This Is Life : Furries

First off, this is what I will be talking about.

It’s an episode of a CNN show called This Is Life that is all about us funny furry type people in the furry community.

Or should that be the Furry Community? Whatever.

Like nearly all furries, when I found out a show was going to do an episode on us, I cringed inwardly. We have had some very bad representation in the media by people who only saw us as hilariously pathetic perverts to be mocked and exploited, and because of that, my default reaction to any kind of media coverage is “I wish they would just leave us alone in our own little world. ”

This attitude of mine is woefully out of date. It has been a long time since a certain horrible episode of CSI (to which I shall not link because I don’t want to get all mad again when I am trying to talk about something good) which treated my community with absolutely no respect.

And I love that show. So it really felt like a betrayal.

Anyhow, all the media coverage in the last decade of which I am aware has been respectful, sensitive, open-minded, and understanding. The days of being the bottom of the nerd social pecking order are over, people have added us to their mental lists of colorful but harmless weirdos, and in general, everything is cool.

But some impressions do not fade, so I doubt I will ever really trust the media.

Anyhow, the show was actually really, really good. It was sensitive and understanding and managed to really get to the heart of what being furry means to people by depicting our community through the eyes of three people who have used it to get over serious problems and who have found, in the furry community, a place where they can be themselves by being someone else.

Some of us can only be ourselves when we are wearing a mask.

Which brings me to one of my only criticisms of the episode, and it is a very minor one, and quite common to media coverage of our community.

It goes like this : the episode focuses very strongly on fursuiters. All three subjects were fursuiters and only a few snatches of voiceover acknowledge that there are those of us who do NOT fursuit.

In reality, of course, only about 10 percent of us fursuit, although that number is climbing rapidly among the current generation of young furries as the knowledge of how to make one’s fursuit is digested and spread by the community.

Still, there’s a lot more nonfursuiters than fursuiters. But I do not blame the media for fixating on the fursuiters because they are so amazingly visual.

The camera just eats them up. They are like cartoon characters come to life. Furries outside of the fursuit community are merely nerds in animal T-shirts. But the fursuiters are very visibly distinct.

So whatever. I can live with it, no problem.

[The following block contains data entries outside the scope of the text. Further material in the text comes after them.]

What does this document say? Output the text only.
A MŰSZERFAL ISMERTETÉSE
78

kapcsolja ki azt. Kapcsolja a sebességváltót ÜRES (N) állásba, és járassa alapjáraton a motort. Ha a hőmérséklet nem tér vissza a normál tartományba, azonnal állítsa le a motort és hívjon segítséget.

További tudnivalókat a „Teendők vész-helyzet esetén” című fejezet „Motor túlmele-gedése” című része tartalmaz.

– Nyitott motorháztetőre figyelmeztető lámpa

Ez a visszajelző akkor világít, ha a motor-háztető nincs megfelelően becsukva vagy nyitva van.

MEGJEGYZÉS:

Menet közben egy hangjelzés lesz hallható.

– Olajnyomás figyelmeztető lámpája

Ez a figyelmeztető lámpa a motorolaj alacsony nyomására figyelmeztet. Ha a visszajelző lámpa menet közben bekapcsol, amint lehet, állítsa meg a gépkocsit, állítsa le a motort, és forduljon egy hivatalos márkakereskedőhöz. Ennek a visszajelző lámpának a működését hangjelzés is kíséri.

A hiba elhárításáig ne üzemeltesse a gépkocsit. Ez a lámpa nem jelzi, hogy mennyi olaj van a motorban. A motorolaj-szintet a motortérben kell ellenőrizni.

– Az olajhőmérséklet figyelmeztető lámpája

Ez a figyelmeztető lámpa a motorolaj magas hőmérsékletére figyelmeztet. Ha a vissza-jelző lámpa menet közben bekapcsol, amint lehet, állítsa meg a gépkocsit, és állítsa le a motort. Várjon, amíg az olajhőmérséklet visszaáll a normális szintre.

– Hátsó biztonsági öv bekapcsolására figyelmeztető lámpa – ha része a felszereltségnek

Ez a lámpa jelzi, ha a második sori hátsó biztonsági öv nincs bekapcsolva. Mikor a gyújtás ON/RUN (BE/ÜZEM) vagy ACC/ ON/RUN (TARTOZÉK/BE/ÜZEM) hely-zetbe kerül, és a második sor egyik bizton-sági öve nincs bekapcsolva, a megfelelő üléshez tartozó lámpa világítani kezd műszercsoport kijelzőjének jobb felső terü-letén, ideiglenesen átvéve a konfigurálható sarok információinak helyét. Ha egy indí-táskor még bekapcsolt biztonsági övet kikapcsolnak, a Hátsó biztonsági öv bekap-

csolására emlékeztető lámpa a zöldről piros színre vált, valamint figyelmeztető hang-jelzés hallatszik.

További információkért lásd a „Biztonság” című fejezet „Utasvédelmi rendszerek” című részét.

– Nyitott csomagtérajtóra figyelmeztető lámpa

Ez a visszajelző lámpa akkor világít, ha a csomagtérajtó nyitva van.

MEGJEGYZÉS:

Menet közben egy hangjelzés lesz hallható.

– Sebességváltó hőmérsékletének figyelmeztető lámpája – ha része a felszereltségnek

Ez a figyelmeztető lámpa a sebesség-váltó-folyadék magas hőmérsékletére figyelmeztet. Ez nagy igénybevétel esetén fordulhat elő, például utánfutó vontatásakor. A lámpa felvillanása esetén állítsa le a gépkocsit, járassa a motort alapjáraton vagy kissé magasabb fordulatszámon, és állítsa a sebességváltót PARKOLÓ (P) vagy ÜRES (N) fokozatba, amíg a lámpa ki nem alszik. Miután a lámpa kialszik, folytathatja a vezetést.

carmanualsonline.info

I was instantly hooked into the episode because the very first subject was a woman who suffers from intense social anxiety.

Um, hello? That’s me.

And like me, she found that the only way around that was to become someone else. In her case, it was a fursona whom she eventually turned into a fursuit, and in that fursuit, she becomes a totally new person. Someone bubbly and gregarious and energetic and very very friendly.

Also me. Obviously. I have never taken being Fruvous to the point of turning him into a fursuit, mainly because I can’t sew and I don’t have the money to buy one.

But it’s essentially the same. We furries create a version of ourselves that can do what we cannot and be who we want to be. Our real world lives revolve around the people we happen to be – the product of accidents of fate over which we had no control and about which we were not consulted.

Our fursonas, on the other hand, are custom crafted creations made to fit us perfectly and let us be who we need to be.

And the episode made me wonder what it would be like to have a fursuit of Fruvous. It could be quite amazing for me. I see videos of fursuiters interacting with people in a really fun and lovely way and I think, “I could do that!”.

And I want to. It seems like it’s not just loads of fun but also very fulfilling. I want to make people happy – it is what I want more than anything else in my life.

A fursuit could allow me to express my hidden exuberance and friendliness just like I do as Fruvous online. And that’s a prettty amazing prospect.

I have been wondering how to become more like my fursona. I really wish I could be just like him in RL. He has a lot more fun than I do, and no social anxiety. In fact, he’s quite bold about meeting new people and has a very wide group of friends and is generally well liked and popular.

In other words, he’s me as an extrovert.

And who knows, maybe even me as I was meant to be before being raped at the age of 4 took all that away from me and turned me into the fragile cripple who is typing these very words that you are reading.

Thank you for that, by the way.

Anyhow, the rest of the episode is also awesome. The other two people are a fellow with crippling PTSD who has to live all by himself way out in the middle of nowhere in order to control it and a woman with both lupus and another rarare genetic disorder who went from being super active and sporty to limited to a wheelchair in the space of six monthys. Both also used their fursuit fursonas to escape their problems.

It ended with the host attending her first furry convention. It was interesting to see it through her eyes because, as a grey-muzzled furry, I often forget just what a strange and wonderful world furry fandom can be.

Now if you will excuse me, I am going to go pretend to be a fox for a while.

I will talk to you nice people again tomorrow.